Foote R L, Garretson B R, Schomberg P J, Buskirk S J, Robertson D M, Earle J D
Mayo Clinic, Rochester, MN 55905.
Int J Radiat Oncol Biol Phys. 1989 Mar;16(3):823-30. doi: 10.1016/0360-3016(89)90502-6.
Eighteen children with retinoblastoma (25 eyes) were treated with external beam radiation at the Mayo Clinic between January 1977 and January 1987; 15 eyes were in groups I to III and 10 were in groups IV and V (Reese-Ellsworth classification). The median number of tumors per eye was 3. Radiation therapy consisted of 4- or 6-MV photons. Doses varied from 39 to 51 Gy in 1.8- to 3.0-Gy fractions. Fourteen eyes were treated through lateral fields by anterior segment-sparing techniques, and 11 eyes were treated by an anterior approach with no attempt at anterior segment sparing. All patients survived (median follow-up, 31.5 months). Cataracts developed in five eyes at a median of 23 months, four in eyes treated with anterior segment-sparing techniques. Of the 15 group I to III eyes, 6 required additional treatment; 4 were salvaged with cryotherapy or photocoagulation and 2 were enucleated. Of the 10 group IV and V eyes, 8 required additional treatment; 4 were salvaged with cryotherapy or photocoagulation, 1 with persistent disease is being followed closely, and 3 were enucleated. Ten (71%) of the 14 eyes treated with anterior segment-sparing techniques required additional treatment (9 of the 10 for tumors anterior to the equator). Four (36%) of the 11 eyes treated with an anterior approach required additional treatment (3 of the 4 for tumors in the posterior pole of group IV or V eyes). Ninety percent of the tumors 10 disc diameters or smaller (1 disc diameter = 1.6 mm) were controlled independently of dose and fractionation used when they were not in the low-dose area of the anterior retina of an eye treated with an anterior segment-sparing technique. We find that use of lateral, anterior segment-sparing techniques has a high risk of anterior retinal tumor development and cataract formation and should be abandoned in favor of techniques that treat the entire retina. A dose of 45 Gy in 1.8-Gy fractions appears to be adequate for local control of tumors smaller than 10 disc diameters. Larger tumors may require additional treatment.

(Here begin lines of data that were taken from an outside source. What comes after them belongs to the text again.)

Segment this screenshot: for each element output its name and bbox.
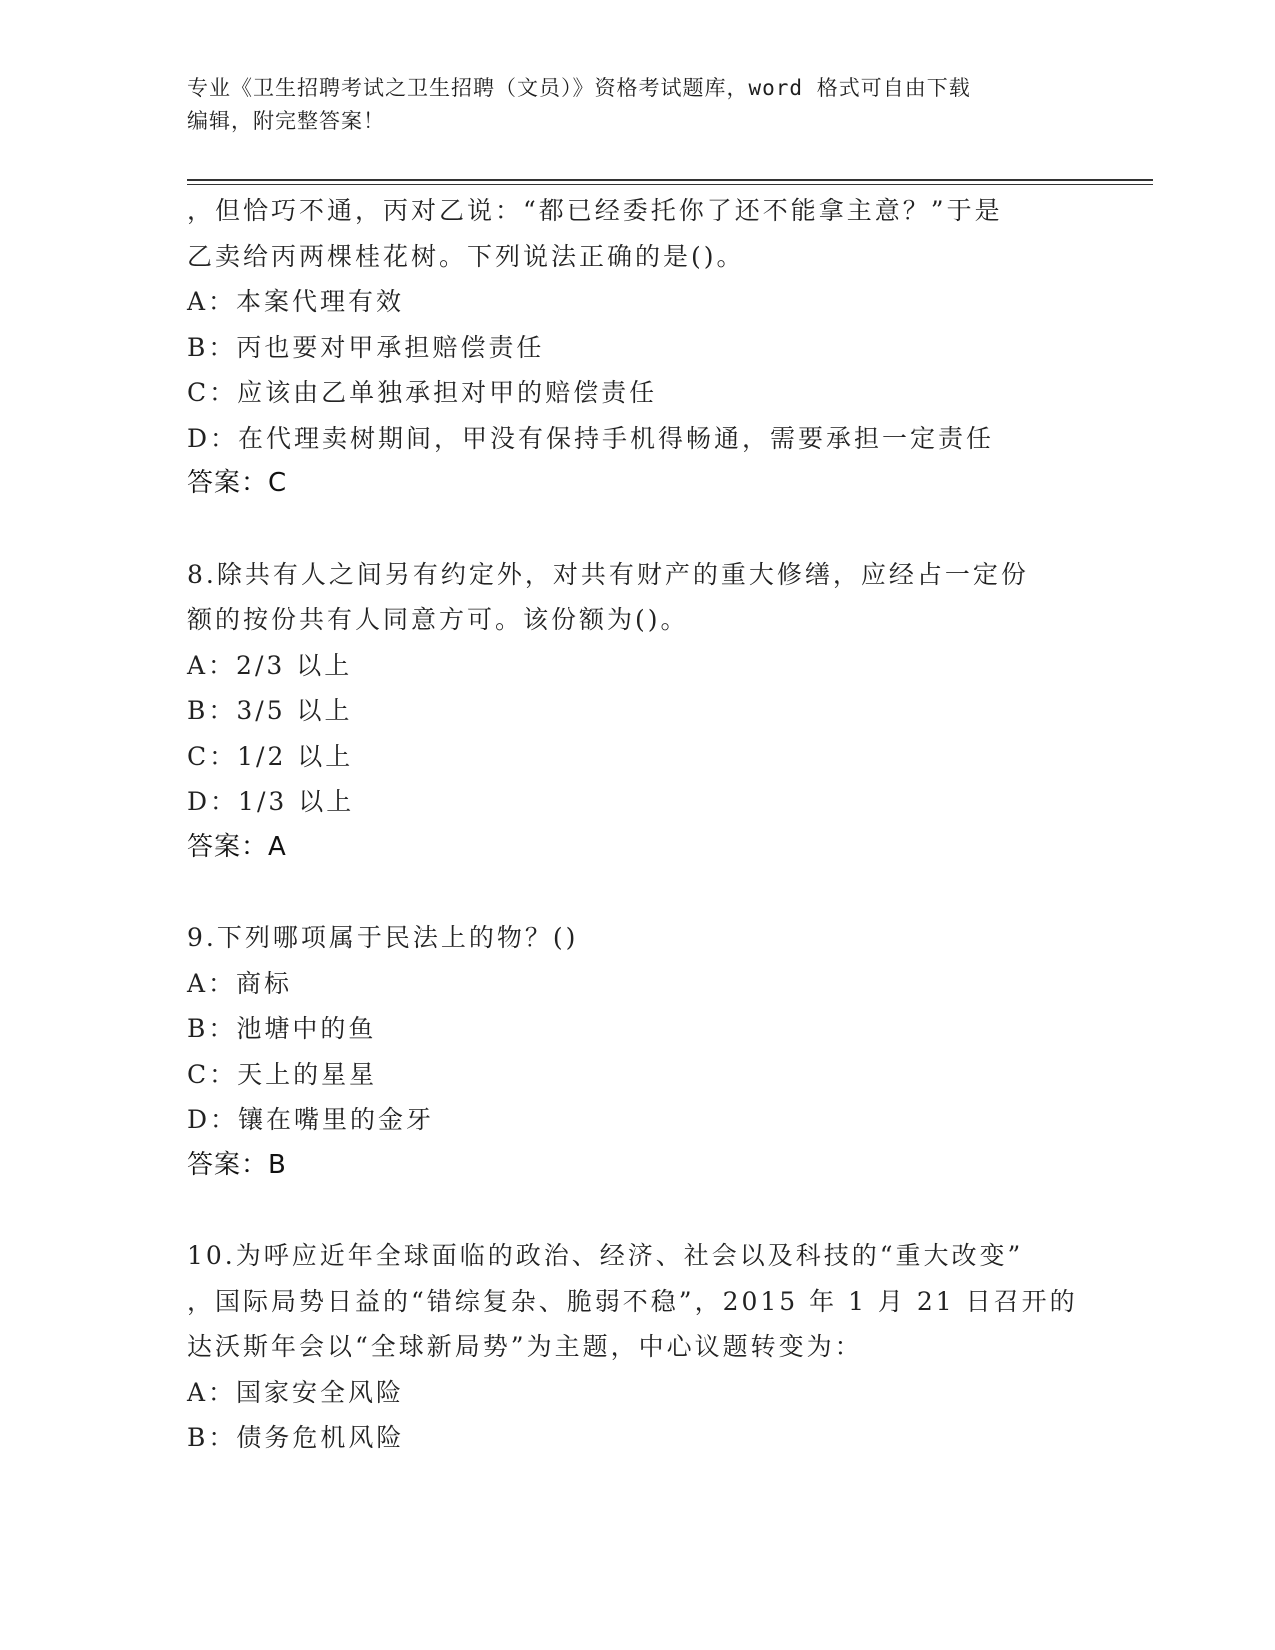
answer-line: 答案：B (187, 1149, 287, 1180)
answer-line: 答案：A (187, 831, 287, 862)
option-c: C：天上的星星 (187, 1059, 378, 1089)
option-d: D：镶在嘴里的金牙 (187, 1105, 435, 1134)
spacer (187, 1188, 1087, 1233)
option-b: B：3/5 以上 (187, 696, 353, 725)
option-d: D：在代理卖树期间，甲没有保持手机得畅通，需要承担一定责任 (187, 423, 995, 453)
option-b: B：丙也要对甲承担赔偿责任 (187, 332, 545, 362)
header-divider-thin (187, 184, 1153, 185)
option-a: A：国家安全风险 (187, 1377, 405, 1407)
question-content (187, 188, 1087, 1461)
option-b: B：债务危机风险 (187, 1423, 405, 1452)
question-stem-line: 乙卖给丙两棵桂花树。下列说法正确的是()。 (187, 241, 745, 271)
spacer (187, 507, 1087, 552)
option-d: D：1/3 以上 (187, 787, 355, 816)
option-c: C：应该由乙单独承担对甲的赔偿责任 (187, 378, 658, 407)
option-a: A：商标 (187, 968, 293, 998)
question-stem-line: 9.下列哪项属于民法上的物？() (187, 923, 579, 952)
question-stem-line: 8.除共有人之间另有约定外，对共有财产的重大修缮，应经占一定份 (187, 559, 1029, 589)
question-stem-line: 额的按份共有人同意方可。该份额为()。 (187, 605, 689, 634)
option-c: C：1/2 以上 (187, 741, 354, 771)
question-stem-line: 10.为呼应近年全球面临的政治、经济、社会以及科技的“重大改变” (187, 1241, 1024, 1270)
option-b: B：池塘中的鱼 (187, 1014, 377, 1043)
option-a: A：2/3 以上 (187, 650, 353, 680)
question-stem-line: ，但恰巧不通，丙对乙说：“都已经委托你了还不能拿主意？”于是 (187, 196, 1003, 225)
question-stem-line: 达沃斯年会以“全球新局势”为主题，中心议题转变为： (187, 1332, 863, 1361)
question-8 (187, 552, 1087, 871)
header-line-1: 专业《卫生招聘考试之卫生招聘（文员）》资格考试题库，word 格式可自由下载 (187, 76, 971, 100)
document-header (187, 72, 1087, 138)
question-9 (187, 915, 1087, 1188)
answer-line: 答案：C (187, 468, 288, 498)
question-7 (187, 188, 1087, 507)
option-a: A：本案代理有效 (187, 287, 405, 316)
spacer (187, 870, 1087, 915)
header-line-2: 编辑，附完整答案！ (187, 109, 385, 133)
header-divider-thick (187, 179, 1153, 181)
question-10 (187, 1233, 1087, 1461)
question-stem-line: ，国际局势日益的“错综复杂、脆弱不稳”，2015 年 1 月 21 日召开的 (187, 1286, 1078, 1316)
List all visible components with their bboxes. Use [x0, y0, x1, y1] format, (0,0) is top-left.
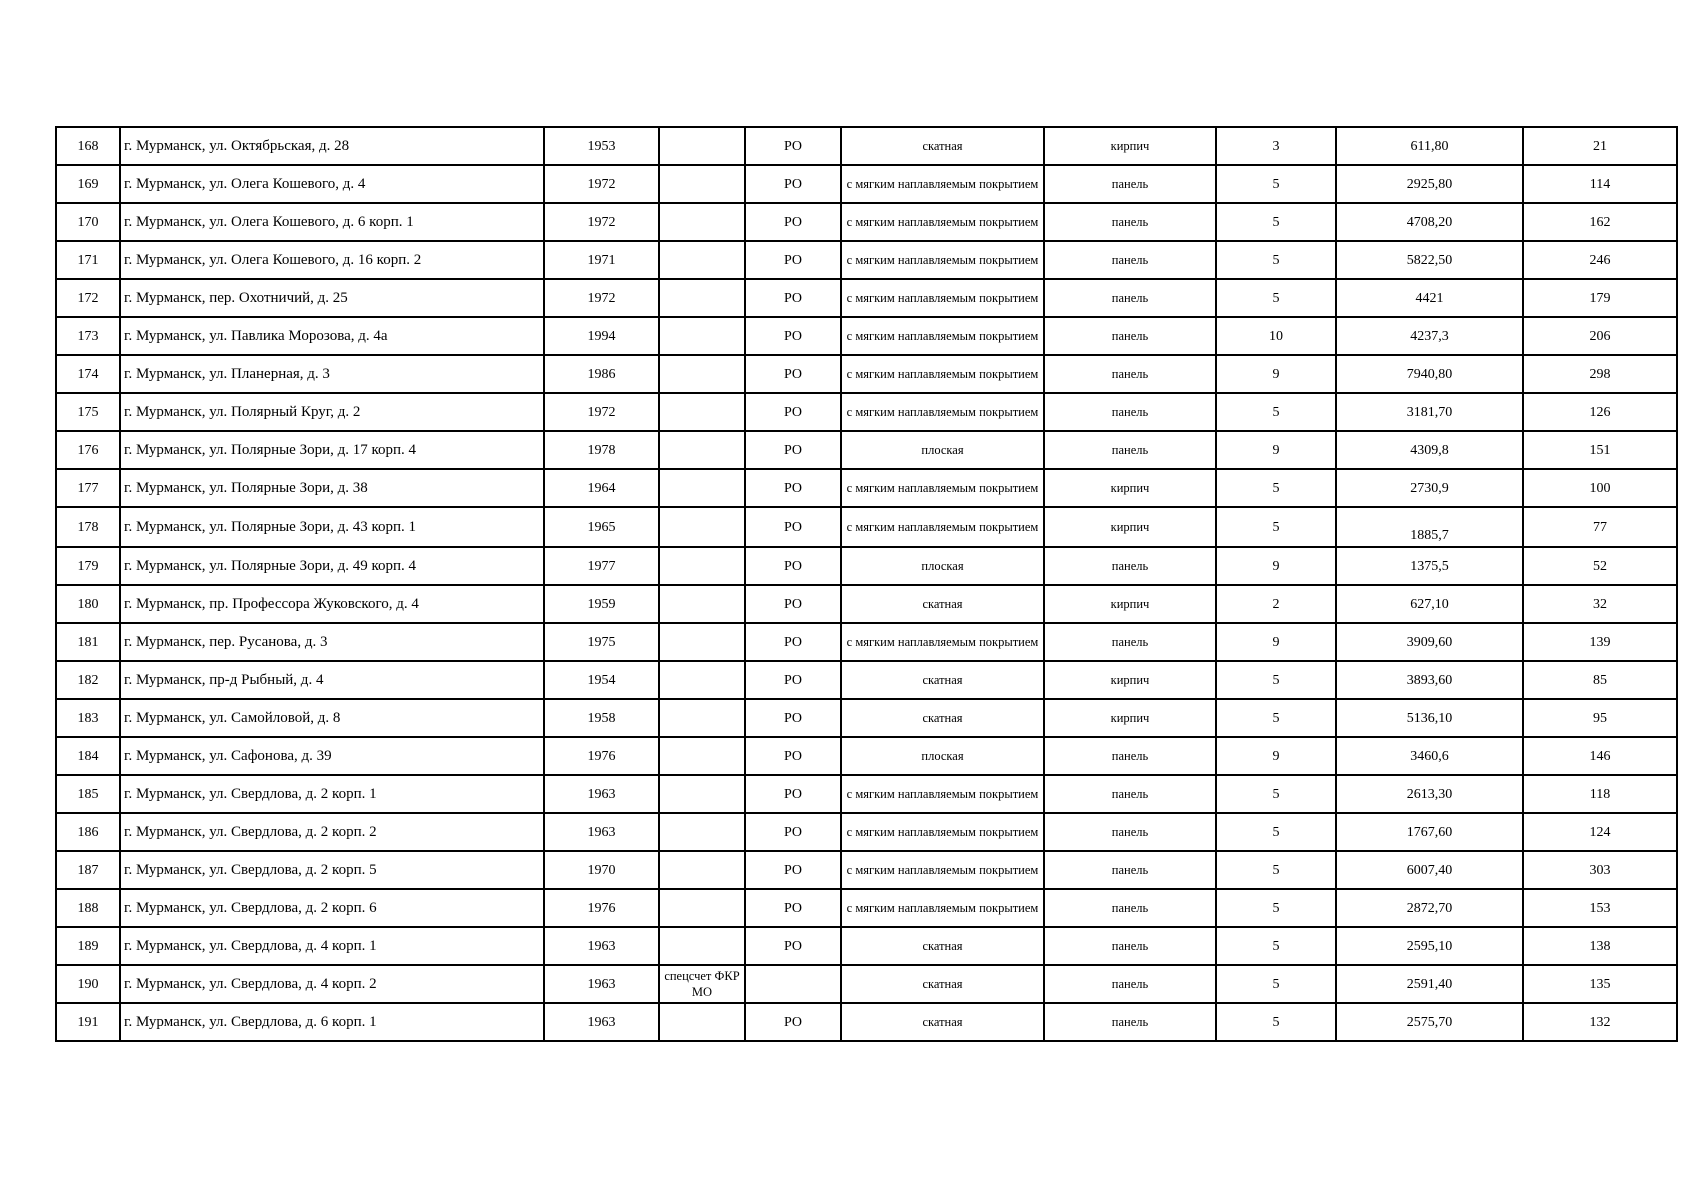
year-built-cell: 1959 [544, 585, 659, 623]
area-cell: 6007,40 [1336, 851, 1523, 889]
floors-cell: 5 [1216, 469, 1336, 507]
area-cell: 2575,70 [1336, 1003, 1523, 1041]
row-number-cell: 189 [56, 927, 120, 965]
floors-cell: 5 [1216, 851, 1336, 889]
residents-cell: 124 [1523, 813, 1677, 851]
floors-cell: 5 [1216, 165, 1336, 203]
table-row [56, 507, 1677, 547]
account-type-cell [659, 927, 745, 965]
housing-registry-table [55, 126, 1678, 1042]
roof-type-cell: с мягким наплавляемым покрытием [841, 507, 1044, 547]
row-number-cell: 180 [56, 585, 120, 623]
row-number-cell: 172 [56, 279, 120, 317]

1977年1月至1987年1月期间,梅奥诊所对18例视网膜母细胞瘤患儿(共25只眼)进行了外照射放疗;其中15只眼属于I至III组,10只眼属于IV和V组(里斯-埃尔斯沃思分类法)。每只眼肿瘤的中位数为3个。放射治疗采用4兆伏或6兆伏光子。剂量在39至51戈瑞之间,分1.8至3.0戈瑞的分次剂量给予。14只眼采用保留前段技术通过侧野进行治疗,11只眼采用前入路治疗,未尝试保留前段。所有患者均存活(中位随访时间为31.5个月)。5只眼出现白内障,中位时间为23个月,其中4只眼采用了保留前段技术进行治疗。在I至III组的15只眼中,6只需要额外治疗;4只通过冷冻疗法或光凝术挽救,2只进行了眼球摘除。在IV和V组的10只眼中,8只需要额外治疗;4只通过冷冻疗法或光凝术挽救,1只患有持续性疾病正在密切随访,3只进行了眼球摘除。采用保留前段技术治疗的14只眼中,有10只(71%)需要额外治疗(10只中的9只为赤道前肿瘤)。采用前入路治疗的11只眼中,有4只(36%)需要额外治疗(4只中的3只为IV或V组眼后极部肿瘤)。当肿瘤直径在10个视盘直径或更小(1个视盘直径 = 1.6毫米)时,若不在采用保留前段技术治疗的眼前部视网膜低剂量区域,90%的肿瘤能够独立于所使用的剂量和分割方式得到控制。我们发现,采用侧野保留前段技术会有较高的前部视网膜肿瘤发生风险和白内障形成风险,应摒弃该技术,转而采用能治疗整个视网膜的技术。采用1.8戈瑞分次剂量给予45戈瑞的剂量似乎足以局部控制直径小于10个视盘直径的肿瘤。较大的肿瘤可能需要额外治疗。